This article in the Atlantic says we need a “new science of progress”. It’s an interesting philosophical question – the universe is all around us, its secrets there for us to reach out and understand. The knowledge that exists to discover is not changing, and yet we seem to only be able to discover it in fits and starts. Are there things we could do to discover it faster? Well, there is something called the scientific method. There is something called technology. The field of economics certainly tries to study progress in a systematic way. How best to educate and train human beings is a perennial field of research. Maybe we need to mash all these together somehow, then add hefty doses of system thinking and data science? Or maybe we just need to find the really smart, innovative, unconventional thinkers and figure out how to harness their genius better?
This is exactly what Progress Studies would investigate. It would consider the problem as broadly as possible. It would study the successful people, organizations, institutions, policies, and cultures that have arisen to date, and it would attempt to concoct policies and prescriptions that would help improve our ability to generate useful progress in the future.

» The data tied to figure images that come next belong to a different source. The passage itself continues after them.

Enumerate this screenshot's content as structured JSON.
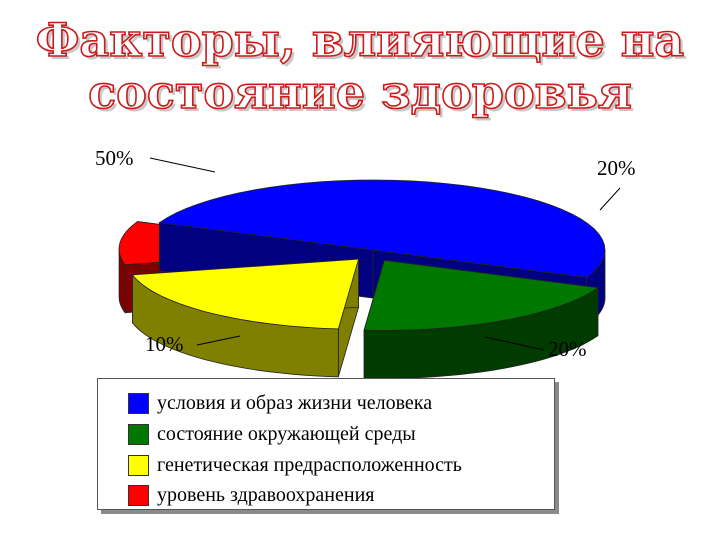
{
  "title": {
    "line1": "Факторы, влияющие на",
    "line2": "состояние здоровья"
  },
  "chart_data": {
    "type": "pie",
    "title": "Факторы, влияющие на состояние здоровья",
    "categories": [
      "условия и образ жизни человека",
      "состояние окружающей среды",
      "генетическая предрасположенность",
      "уровень здравоохранения"
    ],
    "values": [
      50,
      20,
      20,
      10
    ],
    "data_labels": [
      "50%",
      "20%",
      "20%",
      "10%"
    ],
    "colors": [
      "#0000ff",
      "#007800",
      "#ffff00",
      "#ff0000"
    ],
    "legend_position": "bottom",
    "style": "3d-exploded"
  }
}
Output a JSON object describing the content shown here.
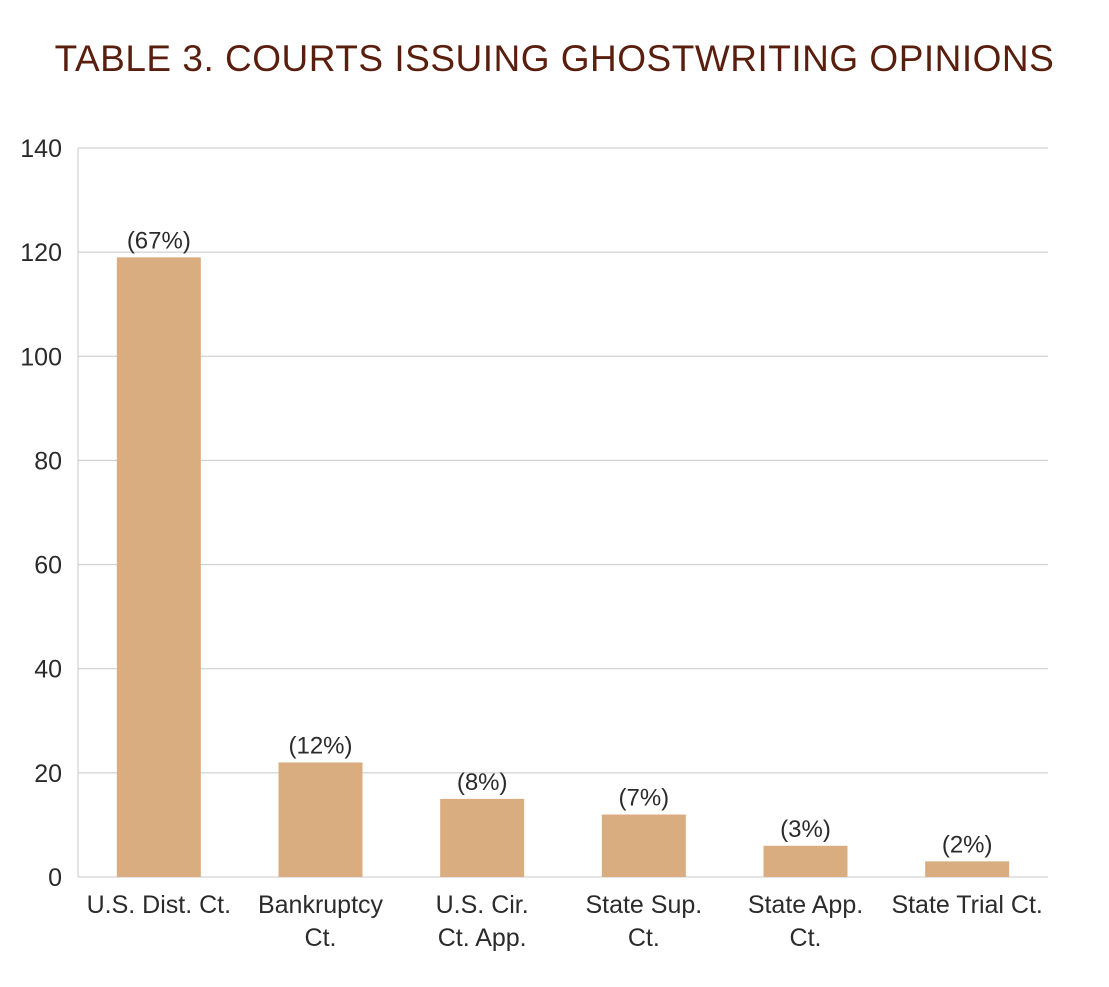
{
  "chart_data": {
    "type": "bar",
    "title": "TABLE 3. COURTS ISSUING GHOSTWRITING OPINIONS",
    "xlabel": "",
    "ylabel": "",
    "categories": [
      [
        "U.S. Dist. Ct."
      ],
      [
        "Bankruptcy",
        "Ct."
      ],
      [
        "U.S. Cir.",
        "Ct. App."
      ],
      [
        "State Sup.",
        "Ct."
      ],
      [
        "State App.",
        "Ct."
      ],
      [
        "State Trial Ct."
      ]
    ],
    "values": [
      119,
      22,
      15,
      12,
      6,
      3
    ],
    "data_labels": [
      "(67%)",
      "(12%)",
      "(8%)",
      "(7%)",
      "(3%)",
      "(2%)"
    ],
    "ylim": [
      0,
      140
    ],
    "yticks": [
      0,
      20,
      40,
      60,
      80,
      100,
      120,
      140
    ],
    "grid": true,
    "legend": "none",
    "colors": {
      "bar": "#d9ad80",
      "grid": "#c8c8c8",
      "title": "#5a1e0e",
      "text": "#2b2b2b"
    }
  }
}
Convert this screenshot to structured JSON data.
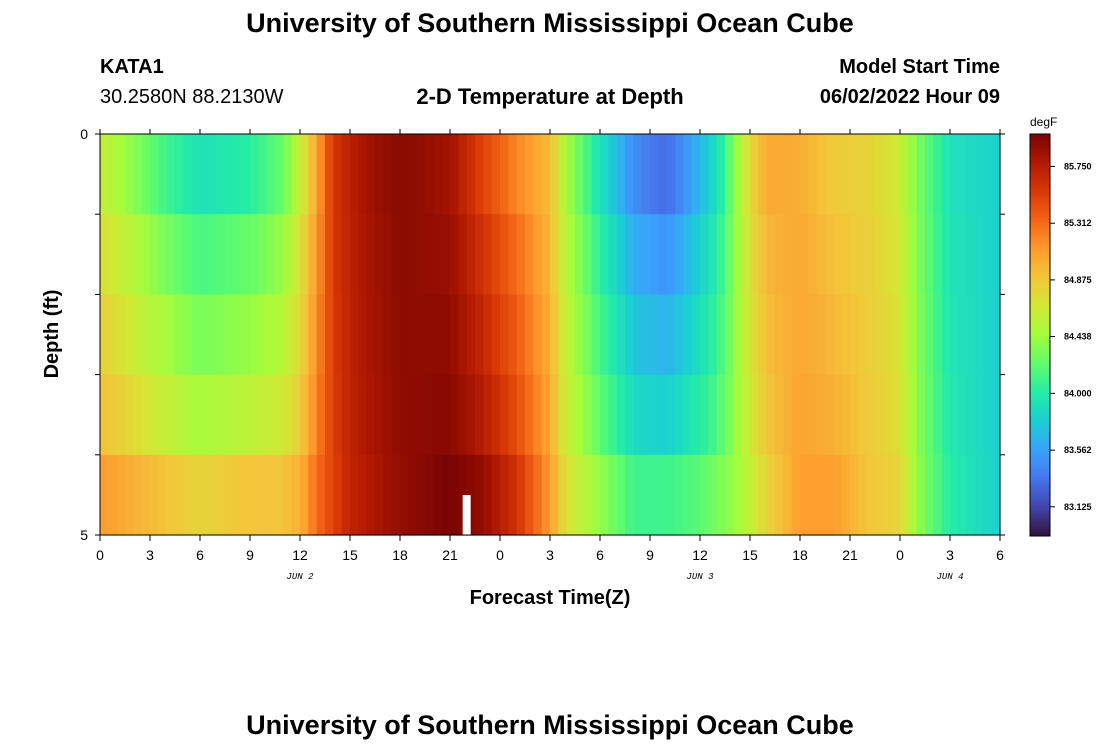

Along these lines, the world would benefit from an organized effort to understand how we should identify and train brilliant young people, how the most effective small groups exchange and share ideas, which incentives should exist for all sorts of participants in innovative ecosystems (including scientists, entrepreneurs, managers, and engineers), how much different organizations differ in productivity (and the drivers of those differences), how scientists should be selected and funded, and many other related issues besides.